In real-world applications, your app often depends on something being ready before it can start:
- A config file that needs to be generated
- A database that must be reachable
- A volume that has to be pre-populated
- A service that must complete a health check
Rather than bloating your main container with complex startup scripts, Kubernetes gives you Init containers—lightweight, throwaway containers that run in order and exit before your app launches.
This approach keeps your main container clean, modular, and focused only on running your application.
Key Characteristics
- Run sequentially: Init containers execute one at a time, in the order they’re defined.
- Block startup: The pod’s main containers won’t start until all Init containers have run successfully.
- Run only once: They run during the pod initialization phase and never again unless the pod restarts.
- Have their own specs: Each Init container can use a different image, environment, resources, and volume mounts from the main container.
Use Cases
Here are common patterns where Init containers are ideal:
Wait-for-service
Check if a database or API is reachable before the app starts:
initContainers:
- name: wait-for-db
image: busybox
command: ['sh', '-c', 'until nc -z db-service 5432; do echo waiting; sleep 2; done']
Configuration injection
Pull configuration files from a secure location:
initContainers:
- name: config-downloader
image: curlimages/curl
command: ['sh', '-c', 'curl -o /config/settings.json https://config-service/settings.json']
volumeMounts:
- name: config-volume
mountPath: /config
Volume preparation
Extract files or pre-populate a shared volume:
initContainers:
- name: extract-assets
image: alpine
command: ['sh', '-c', 'cp -r /assets/* /data']
volumeMounts:
- name: shared-volume
mountPath: /data
Real-World Example: Full Pod Spec
apiVersion: v1
kind: Pod
metadata:
name: app-with-init
spec:
volumes:
- name: shared-data
emptyDir: {}
initContainers:
- name: init-script
image: busybox
command: ['sh', '-c', 'echo Hello from Init Container > /data/init.txt']
volumeMounts:
- name: shared-data
mountPath: /data
containers:
- name: main-app
image: nginx
volumeMounts:
- name: shared-data
mountPath: /usr/share/nginx/html
In this example, the Init container writes a file to a shared volume. The main container then serves it using nginx.

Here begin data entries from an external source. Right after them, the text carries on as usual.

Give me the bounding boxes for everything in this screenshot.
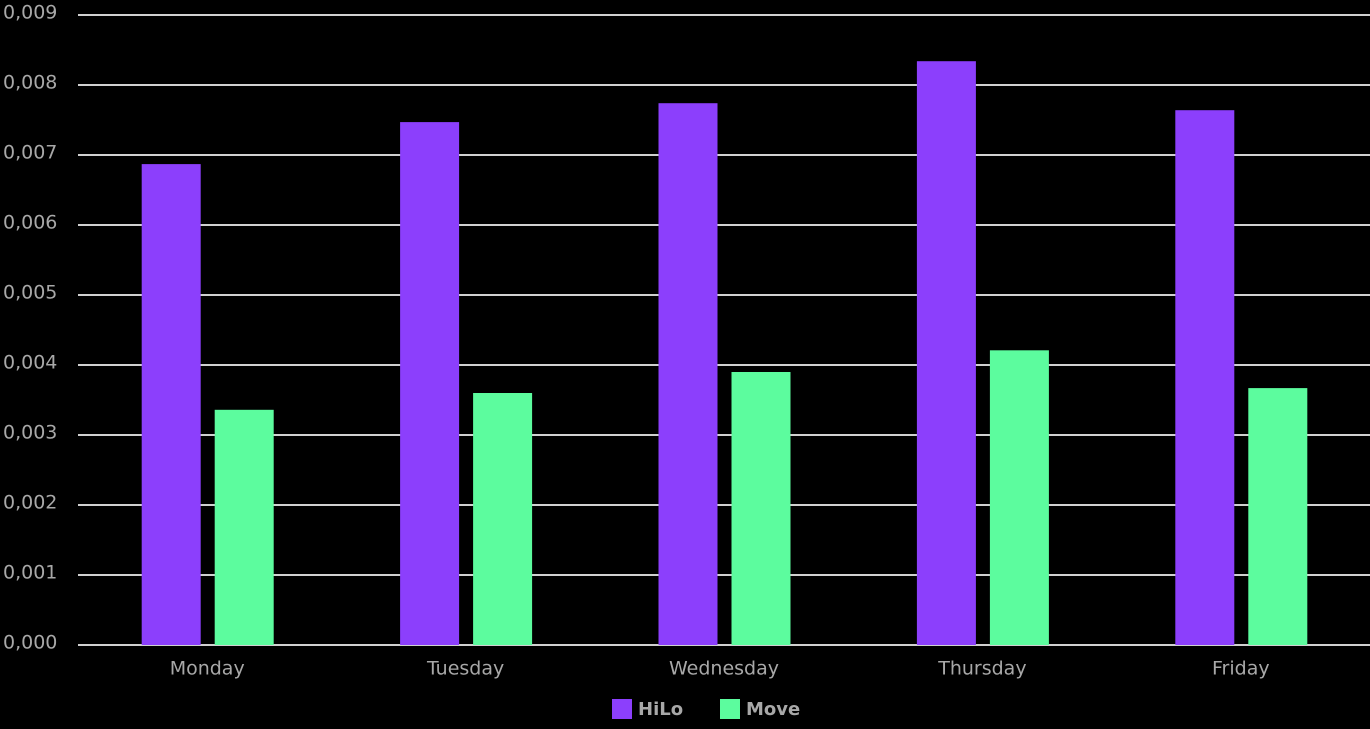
legend-swatch xyxy=(612,699,632,719)
y-tick-label: 0,005 xyxy=(3,282,57,304)
y-tick-label: 0,004 xyxy=(3,352,57,374)
legend-label: HiLo xyxy=(638,699,683,720)
y-tick-label: 0,003 xyxy=(3,422,57,444)
bar xyxy=(141,164,201,645)
x-tick-label: Tuesday xyxy=(426,658,504,680)
y-tick-label: 0,007 xyxy=(3,142,57,164)
bar xyxy=(731,372,791,645)
y-tick-label: 0,002 xyxy=(3,492,57,514)
y-tick-label: 0,009 xyxy=(3,2,57,24)
bar xyxy=(473,393,533,645)
bar xyxy=(658,103,718,645)
legend-label: Move xyxy=(746,699,800,720)
y-tick-label: 0,008 xyxy=(3,72,57,94)
bar xyxy=(989,350,1049,645)
x-tick-label: Wednesday xyxy=(669,658,779,680)
y-tick-label: 0,001 xyxy=(3,562,57,584)
y-tick-label: 0,000 xyxy=(3,632,57,654)
x-tick-label: Monday xyxy=(170,658,245,680)
bar xyxy=(1248,388,1308,645)
bar xyxy=(214,409,274,645)
bar xyxy=(1175,110,1235,645)
x-tick-label: Friday xyxy=(1212,658,1270,680)
x-tick-label: Thursday xyxy=(937,658,1026,680)
bar xyxy=(400,122,460,646)
legend-swatch xyxy=(720,699,740,719)
bar xyxy=(916,61,976,645)
y-tick-label: 0,006 xyxy=(3,212,57,234)
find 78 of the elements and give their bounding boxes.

Benefits of Init Containers
Separation of concerns: Keep init logic out of your app container
Improved reliability: Block startup until dependencies are ready
Reusability: Share Init containers across services
Better observability: Failures in Init containers are easier to debug separately
Monitoring and Troubleshooting
You can monitor Init containers using kubectl:
kubectl get pod app-with-init -o jsonpath="{.status.initContainerStatuses[*].state}"
And get logs:
kubectl logs app-with-init -c init-script
If any Init container fails, the pod will stay in a Pending or Init state until it’s fixed.
Best Practices
- Keep them fast: Long-running Init containers delay pod startup.

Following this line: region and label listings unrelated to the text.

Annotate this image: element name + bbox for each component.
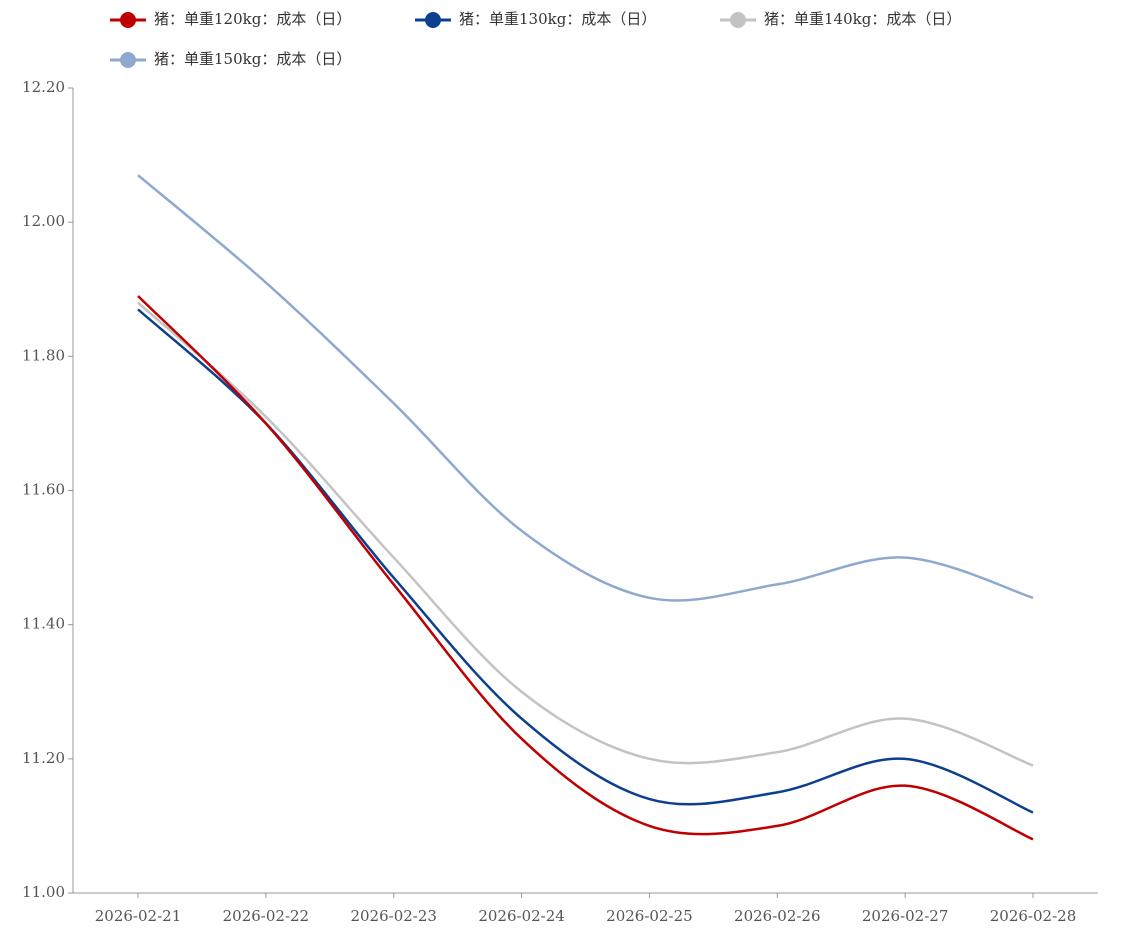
series-line	[137, 301, 1034, 767]
legend-dot	[120, 52, 136, 68]
x-tick-label: 2026-02-27	[862, 907, 948, 925]
y-tick-label: 11.80	[22, 346, 65, 364]
x-tick-label: 2026-02-23	[350, 907, 436, 925]
x-tick-label: 2026-02-28	[990, 907, 1076, 925]
y-tick-label: 11.40	[22, 615, 65, 633]
x-tick-label: 2026-02-26	[734, 907, 820, 925]
legend-dot	[730, 12, 746, 28]
legend-text: 猪：单重120kg：成本（日）	[154, 10, 351, 28]
x-tick-label: 2026-02-24	[478, 907, 564, 925]
y-tick-label: 11.60	[22, 481, 65, 499]
series-line	[137, 295, 1034, 841]
legend-text: 猪：单重130kg：成本（日）	[459, 10, 656, 28]
legend-dot	[120, 12, 136, 28]
y-tick-label: 11.20	[22, 749, 65, 767]
y-tick-label: 12.20	[22, 78, 65, 96]
x-tick-label: 2026-02-25	[606, 907, 692, 925]
legend-text: 猪：单重140kg：成本（日）	[764, 10, 961, 28]
x-tick-label: 2026-02-22	[223, 907, 309, 925]
y-tick-label: 12.00	[22, 212, 65, 230]
series-line	[137, 308, 1034, 814]
y-tick-label: 11.00	[22, 883, 65, 901]
legend-text: 猪：单重150kg：成本（日）	[154, 50, 351, 68]
series-line	[137, 174, 1034, 602]
legend-dot	[425, 12, 441, 28]
x-tick-label: 2026-02-21	[95, 907, 181, 925]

- Fail fast and clearly: If something’s wrong (e.g., a DB is unreachable), exit with a clear error.
- Use them for non-idempotent tasks cautiously: Pods can restart and re-run Init containers.
- Share volumes wisely: Use
emptyDir,configMap, orsecretvolumes to exchange data between Init and main containers.
FAQs
Can Init containers run in parallel?
No. Init containers run sequentially, one after another. If one fails, the others don’t run.
Can they access the same volumes as app containers?
Yes! Volumes defined in the pod spec can be shared between Init and main containers.
Can I use sidecars instead?
Sidecars are always running alongside the main container. Init containers are run-once setup jobs. Use both for different purposes.